The facility has hosted five Mid-American Conference men's basketball tournaments: 1985, 1987–1989, and 1995. In addition, the arena hosted U.S. President George W. Bush and Mexican president Vicente Fox in 2001. World Championship Wrestling used Savage Arena as its Toledo stop until its 2001 folding, as would All Elite Wrestling in the late 2010s and early 2020s.
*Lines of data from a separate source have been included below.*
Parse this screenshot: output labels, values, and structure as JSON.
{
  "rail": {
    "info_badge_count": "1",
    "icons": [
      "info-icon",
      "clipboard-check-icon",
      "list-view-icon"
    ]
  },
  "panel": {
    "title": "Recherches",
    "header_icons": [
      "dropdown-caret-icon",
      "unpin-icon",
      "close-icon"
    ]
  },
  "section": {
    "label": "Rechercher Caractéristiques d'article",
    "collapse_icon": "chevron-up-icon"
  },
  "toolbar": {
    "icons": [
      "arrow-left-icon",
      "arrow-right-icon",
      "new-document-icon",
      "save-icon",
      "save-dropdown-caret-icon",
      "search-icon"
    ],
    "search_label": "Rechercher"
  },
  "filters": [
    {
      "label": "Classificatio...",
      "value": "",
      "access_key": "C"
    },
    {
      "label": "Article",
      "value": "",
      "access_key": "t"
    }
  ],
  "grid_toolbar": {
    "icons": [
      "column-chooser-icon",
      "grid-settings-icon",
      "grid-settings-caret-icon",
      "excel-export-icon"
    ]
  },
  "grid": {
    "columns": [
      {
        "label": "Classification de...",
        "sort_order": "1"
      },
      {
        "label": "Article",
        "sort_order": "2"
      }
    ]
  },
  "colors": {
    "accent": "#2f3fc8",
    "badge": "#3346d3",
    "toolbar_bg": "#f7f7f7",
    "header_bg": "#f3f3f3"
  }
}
Among the many performers who have played Savage Arena over the years have been Bob Dylan, Elvis Presley, Frank Sinatra, Yes (band), Elton John, Fleetwood Mac, Boyz II Men, Steve Winwood, Rod Stewart, Phil Collins, Pearl Jam, Smashing Pumpkins, Sheryl Crow, Kenny Chesney, Tim McGraw, Red Hot Chili Peppers, Van Halen, Alabama, Charlie Daniels, The Judds, John Schneider and, more recently, Chris Brown, Katy Perry, The Black Keys, P!nk, Eric Church, American Idols Live!, Adele and Ariana Grande. Of note, Savage Arena hosted Crystal Bowersox's homecoming performance when it hosted the 2010 edition of the latter show. As part of their Promises Tour, the Christian rock band Sanctus Real had their homecoming concert at Savage Arena in 2013. Kiss performed at the arena during their 1997 Reunion Tour, a professionally shot recording of which has been widely bootlegged.

==Renovation==
On July 17, 2006, a gift of $5 million, the largest single gift ever made to the UT athletic department, was donated and earmarked for use on the new Savage Hall update project. These funds were used along with those obtained in a capital raising campaign in order to make major repairs and upgrades to the facility, including an all new athletic center. Final plans included new locker rooms, weight rooms, a pro shop, a Rocket Hall-of-Fame, new ticket offices and a professional office area, as well as revamping of the main arena area which modernized every aspect of the Savage Hall experience. The complex was also renamed Savage Arena. The renovations, which totaled $30 million, were completed in time for the 2008-09 basketball season.

There are also plans in the works to attach an enclosed indoor practice complex for both the basketball and football teams.